Frisby v. Strong School District

666 S.W.2d 391 | Ark. | 1984

Lead Opinion

Richard B. Adkisson, Chief Justice.

Appellee, Strong School District, was two days late in giving appellant, Frisby, a teacher for the District, notice of nonrenewal of her teaching contract for the 1982-83 school year pursuant to Ark. Stat. Ann. § 80-1304 (Repl. 1980). On July 23, 1982, appellant filed suit for a Writ of Mandamus to compel members of appellee school board to issue a teaching contract to her for the 1982-83 school year. On June 10, 1983, the trial court dismissed the case, finding that the 1982-83 school year was complete and, therefore, the request for mandamus was moot. The sole issue on appeal is whether the trial court erred in holding the request for mandamus was moot. We affirm.

A case becomes moot when any judgment rendered would have no practical legal effect upon a then existing legal controversy. It is the duty of the courts to decide actual controversies which can be carried into effect. Burgess, Judge v. Four States Mem. Hosp., 250 Ark. 485, 465 S.W.2d 693 (1971); Kirk v. North Little Rock Sp. Sch. Dist., 174 Ark. 943, 298 S.W. 212 (1927). Since the 1982-1983 school year was over by the time of trial, appellant’s request for a Writ of Mandamus to compel the school board to hire her for the 1982-1983 school year was indeed a moot issue. Ark. Stat.

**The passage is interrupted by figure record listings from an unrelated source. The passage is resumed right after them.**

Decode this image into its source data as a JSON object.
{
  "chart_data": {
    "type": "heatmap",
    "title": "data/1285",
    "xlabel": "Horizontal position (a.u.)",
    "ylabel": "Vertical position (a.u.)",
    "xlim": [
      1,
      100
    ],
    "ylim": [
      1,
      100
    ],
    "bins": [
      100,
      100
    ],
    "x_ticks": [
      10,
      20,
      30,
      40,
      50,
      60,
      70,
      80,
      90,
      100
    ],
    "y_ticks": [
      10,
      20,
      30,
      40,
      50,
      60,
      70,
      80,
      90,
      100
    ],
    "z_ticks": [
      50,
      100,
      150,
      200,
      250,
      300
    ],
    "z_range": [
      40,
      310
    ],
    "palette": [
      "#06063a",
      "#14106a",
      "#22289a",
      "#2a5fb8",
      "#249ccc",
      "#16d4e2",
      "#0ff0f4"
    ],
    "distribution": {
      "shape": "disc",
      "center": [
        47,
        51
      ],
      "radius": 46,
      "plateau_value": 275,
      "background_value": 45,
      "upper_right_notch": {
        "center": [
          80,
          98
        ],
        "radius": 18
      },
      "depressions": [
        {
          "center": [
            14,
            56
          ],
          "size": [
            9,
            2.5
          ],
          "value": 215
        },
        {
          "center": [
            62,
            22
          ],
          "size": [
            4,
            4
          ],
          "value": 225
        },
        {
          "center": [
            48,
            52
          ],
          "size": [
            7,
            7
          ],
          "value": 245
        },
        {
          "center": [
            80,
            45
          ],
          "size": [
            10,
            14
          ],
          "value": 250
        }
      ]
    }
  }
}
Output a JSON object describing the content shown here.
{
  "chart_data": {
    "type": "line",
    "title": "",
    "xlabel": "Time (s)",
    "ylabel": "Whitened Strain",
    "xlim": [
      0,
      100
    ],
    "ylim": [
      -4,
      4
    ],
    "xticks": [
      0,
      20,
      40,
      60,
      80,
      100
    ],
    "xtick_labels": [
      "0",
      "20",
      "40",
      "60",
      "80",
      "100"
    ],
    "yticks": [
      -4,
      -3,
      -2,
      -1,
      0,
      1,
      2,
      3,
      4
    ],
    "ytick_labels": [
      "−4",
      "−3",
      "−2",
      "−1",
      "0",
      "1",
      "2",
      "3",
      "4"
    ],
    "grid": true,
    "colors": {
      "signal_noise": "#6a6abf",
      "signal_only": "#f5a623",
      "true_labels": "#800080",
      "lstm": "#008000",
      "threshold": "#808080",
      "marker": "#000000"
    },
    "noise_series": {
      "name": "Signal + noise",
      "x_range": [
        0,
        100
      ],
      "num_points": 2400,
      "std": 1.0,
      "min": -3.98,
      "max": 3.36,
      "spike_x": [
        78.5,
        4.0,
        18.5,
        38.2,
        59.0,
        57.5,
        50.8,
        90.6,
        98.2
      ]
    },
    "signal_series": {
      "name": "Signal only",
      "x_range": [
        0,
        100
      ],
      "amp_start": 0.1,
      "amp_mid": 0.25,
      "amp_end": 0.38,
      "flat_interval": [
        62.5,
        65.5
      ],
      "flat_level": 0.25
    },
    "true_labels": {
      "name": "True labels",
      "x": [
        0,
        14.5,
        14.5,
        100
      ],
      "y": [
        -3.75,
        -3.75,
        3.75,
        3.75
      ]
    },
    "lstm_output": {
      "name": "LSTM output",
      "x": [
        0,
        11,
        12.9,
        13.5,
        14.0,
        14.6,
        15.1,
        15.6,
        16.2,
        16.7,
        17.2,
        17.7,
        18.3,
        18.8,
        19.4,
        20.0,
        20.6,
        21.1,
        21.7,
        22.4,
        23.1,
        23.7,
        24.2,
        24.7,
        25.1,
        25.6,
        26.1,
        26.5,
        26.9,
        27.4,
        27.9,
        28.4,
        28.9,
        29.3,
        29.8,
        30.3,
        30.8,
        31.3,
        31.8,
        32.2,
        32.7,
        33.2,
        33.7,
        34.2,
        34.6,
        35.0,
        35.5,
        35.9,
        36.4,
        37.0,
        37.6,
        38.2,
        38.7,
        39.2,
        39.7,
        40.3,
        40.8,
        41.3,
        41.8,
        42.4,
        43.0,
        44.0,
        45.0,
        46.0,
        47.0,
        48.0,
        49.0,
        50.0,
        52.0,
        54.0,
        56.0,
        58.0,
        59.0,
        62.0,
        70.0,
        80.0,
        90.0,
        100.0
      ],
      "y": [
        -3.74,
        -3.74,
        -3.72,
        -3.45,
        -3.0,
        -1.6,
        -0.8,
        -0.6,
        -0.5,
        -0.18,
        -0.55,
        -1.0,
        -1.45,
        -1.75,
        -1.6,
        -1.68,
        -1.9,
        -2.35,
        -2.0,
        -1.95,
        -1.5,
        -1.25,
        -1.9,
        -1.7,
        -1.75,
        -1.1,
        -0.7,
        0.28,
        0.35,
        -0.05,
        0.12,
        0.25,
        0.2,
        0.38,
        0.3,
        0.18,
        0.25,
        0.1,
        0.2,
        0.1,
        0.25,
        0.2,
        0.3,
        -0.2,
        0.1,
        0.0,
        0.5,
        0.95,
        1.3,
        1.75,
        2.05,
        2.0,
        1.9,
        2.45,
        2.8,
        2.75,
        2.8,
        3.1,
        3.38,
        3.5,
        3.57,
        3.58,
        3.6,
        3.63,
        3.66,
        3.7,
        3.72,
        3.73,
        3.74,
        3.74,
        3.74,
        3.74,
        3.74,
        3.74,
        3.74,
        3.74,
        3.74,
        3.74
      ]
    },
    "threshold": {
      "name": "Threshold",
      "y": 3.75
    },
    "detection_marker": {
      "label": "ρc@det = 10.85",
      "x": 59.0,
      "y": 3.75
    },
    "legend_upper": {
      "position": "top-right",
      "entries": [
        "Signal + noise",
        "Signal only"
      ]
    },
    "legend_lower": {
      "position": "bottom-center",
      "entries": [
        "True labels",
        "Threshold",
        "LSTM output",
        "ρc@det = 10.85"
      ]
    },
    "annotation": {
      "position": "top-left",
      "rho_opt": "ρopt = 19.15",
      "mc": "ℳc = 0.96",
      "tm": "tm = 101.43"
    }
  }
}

Ann.§ 33-106 (Repl. 1979) states that a date for a hearing on a writ of mandamus must be fixed “no longer than seven (7) days” after “the written application of the petitioner.” Appellant, however, failed to request that a hearing be set within the statutory time period and thereby failed to preserve her issue from being rendered moot.

Appellant also argues that she had a continuing contract and that the untimely notice of nonrenewal for the 1982-1983 school year was not sufficient to operate as a notice of nonrenewal for the 1983-1984 school year and therefore she was entitled to mandamus on June 10,1983, for the 1983-1984 school year. This argument is without merit. The untimely notice of nonrenewal given for the 1982-1983 school year was, nevertheless, sufficient notice of non-renewal for the 1983-1984 school year. Marion Co. Rur. Sch. Dist. I v. Rastle, 265 Ark. 33, 576 S.W.2d 502 (1979).

Affirmed.

Purtle and Hollingsworth, JJ., dissent.





Dissenting Opinion

John I. Purtle, Justice,

dissenting. I cannot agree with the majority opinion because it places the teacher in a “catch 22” position. She had a right to ask for a writ of mandamus because she was entitled to have her contract renewed. Although the petition for a writ of mandamus was filed on July 23, 1982, it was not ruled upon until June, 1983. The whole contract year started and ended while her petition was pending in the court. It is unconscionable to refuse to allow this teacher to recover on the grounds that her petition is moot. It is moot only because the court did not act upon it during the school year.

Arkansas Stat. Ann. § 33-104 (Repl. 1962) states: “Petitions for such writs shall have precedence over all other actions and proceedings and shall be heard and determined summarily.” Arkansas Stat. Ann. § 33-106 requires that the hearing on a petition for writ of mandamus be held within seven days. Furthermore, we stated in Rastle v. Marion Co. Rural Sch. Dist., 260 Ark. 740, 543 S.W.2d 923 (1976), wherein a school teacher had filed an action in chancery court for mandamus or alternatively for damages, “We think it clear that the two actions are so procedurally incompatible as to prevent their joinder.” The facts in Rastle are exactly the same as in the present case. The appellant had no right to join mandamus with any other action.

The court in the present case, due to technical rules of procedure, has denied the appellant the funds to which she was so clearly entitled. Article 2, Section 13, Constitution of Arkansas (1874) states:

Every person is entitled to a certain remedy in the laws for all injuries or wrongs he may receive in his person, property or character; he ought to obtain justice freely, and without purchase, completely, and without denial, promptly and without delay, conformably to the laws.

The appellant has been wronged, and with plenty of delay, she has been denied a remedy, all in violtion of our constitution.

I would reverse.

Hollingsworth, J. joins in this dissent.